The Democratic Memory Law says in its article 38 that “acts carried out in public that entail discredit, contempt or humiliation of the victims or their families, and involve personal or collective exaltation of the military uprising, the War or the Dictatorship, its leaders, participants in the repressive system or the organizations that supported the dictatorial regime” “will be considered contrary to democratic memory.”
According to the Andalusian Federation of Democratic Memory, which is taking the case to the Prosecutor’s Office, the information collected from people who were circulating on the street at that time and the information provided by the press and news programs “leaves no doubt that we are facing a clear case of humiliation and contempt for the victims of the coup d’état and a serious breach of the Law.”

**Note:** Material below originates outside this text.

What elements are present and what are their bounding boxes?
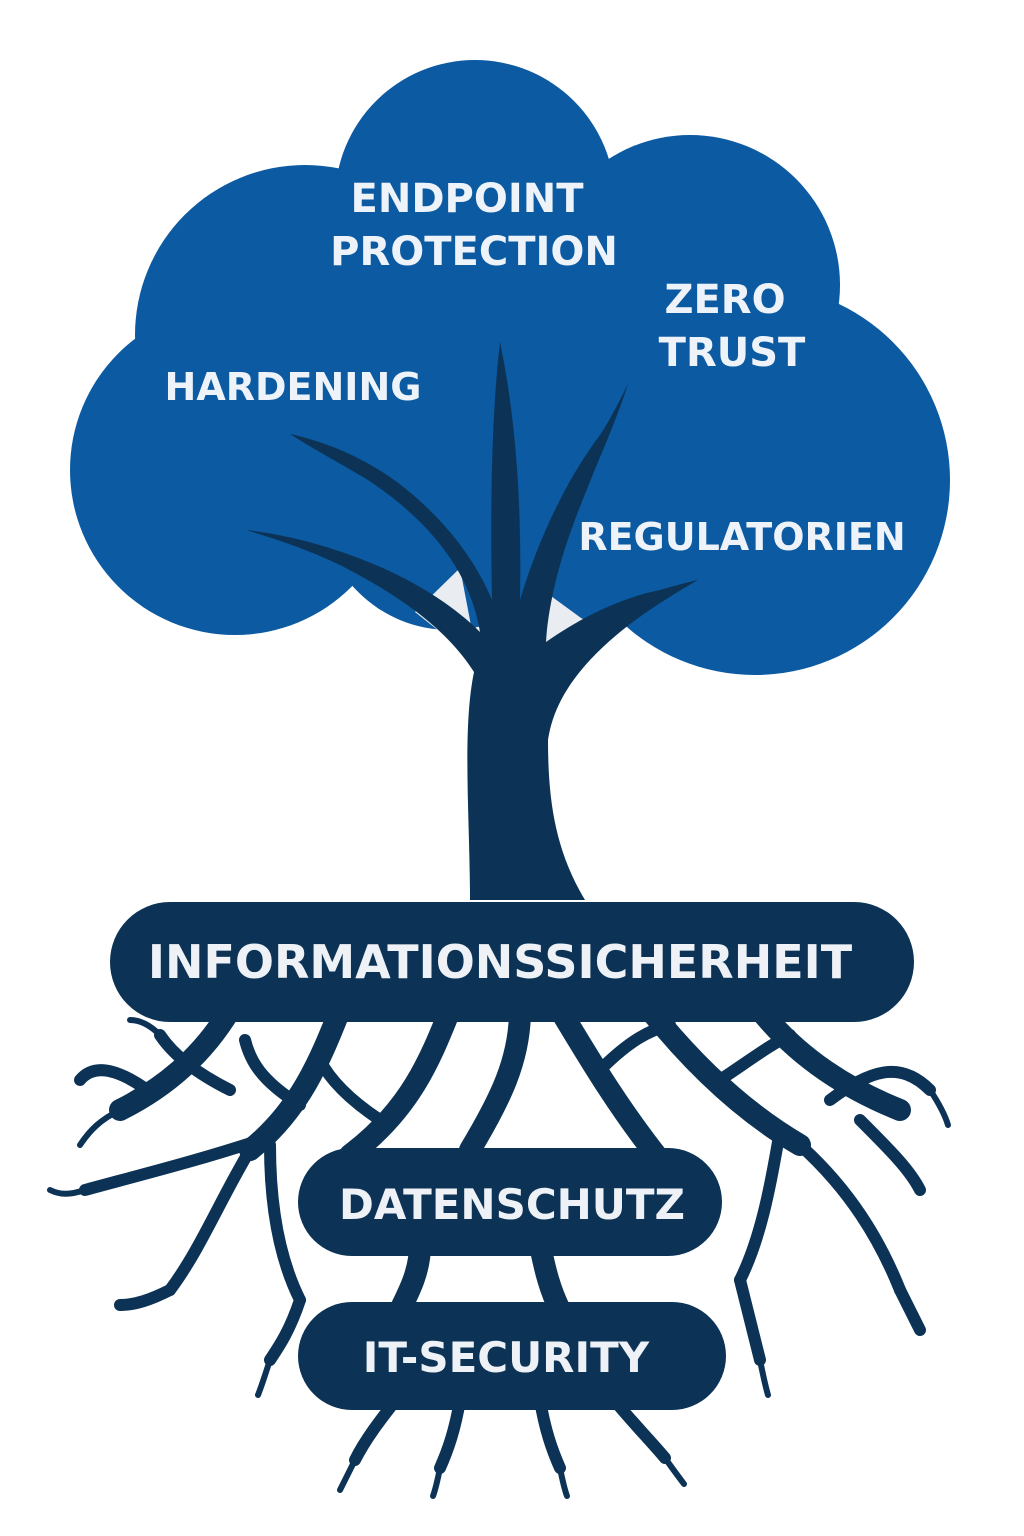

The memorial collective goes further, pointing not only to the thirty people who acted in this way, but also to “those who run the public building where everything was organized, from where they left initiating their illegal acts and at whose door they remained,” in reference to the Carmelites of the Holy Angel and, specifically, to prior Juan Dobado. He did “nothing to prevent it or dissolve it, for which it would have been enough to have notified the national police,” the complaint states.
Two violations provided for in the law
According to the complainants, the acts that took place at the door of the Church of the Holy Angel fit the definition of two precepts of articles 62.1 of the Democratic Memory Law, which includes very serious infractions. The first, “the failure to adopt the necessary measures to prevent or put an end to the carrying out, in spaces open to the public or in public premises and establishments, of acts of personal or collective exaltation, of military uprising, of War or of the Dictatorship, its leaders, participants in the repressive system or the organizations that supported the dictatorial regime, when they entail discredit, contempt or humiliation of the victims or their families by the owner or person responsible for the space where carry out such acts.”
And also, the “calls for events, dissemination or advertising campaigns that, by any means of public communication, in written or verbal form, in their sound elements or in their images, incite the personal or collective exaltation of the military uprising, of the War or the Dictatorship, of its leaders, participants in the repressive system or of the organizations that supported the dictatorial regime, when it entails discredit, contempt or humiliation of the victims or their victims. relatives.”
In addition to the monetary fine, the law contemplates that the sanctioning resolution “may” agree to other additional measures, such as the closure of the premises or public establishments where the infractions are committed for six months to two years.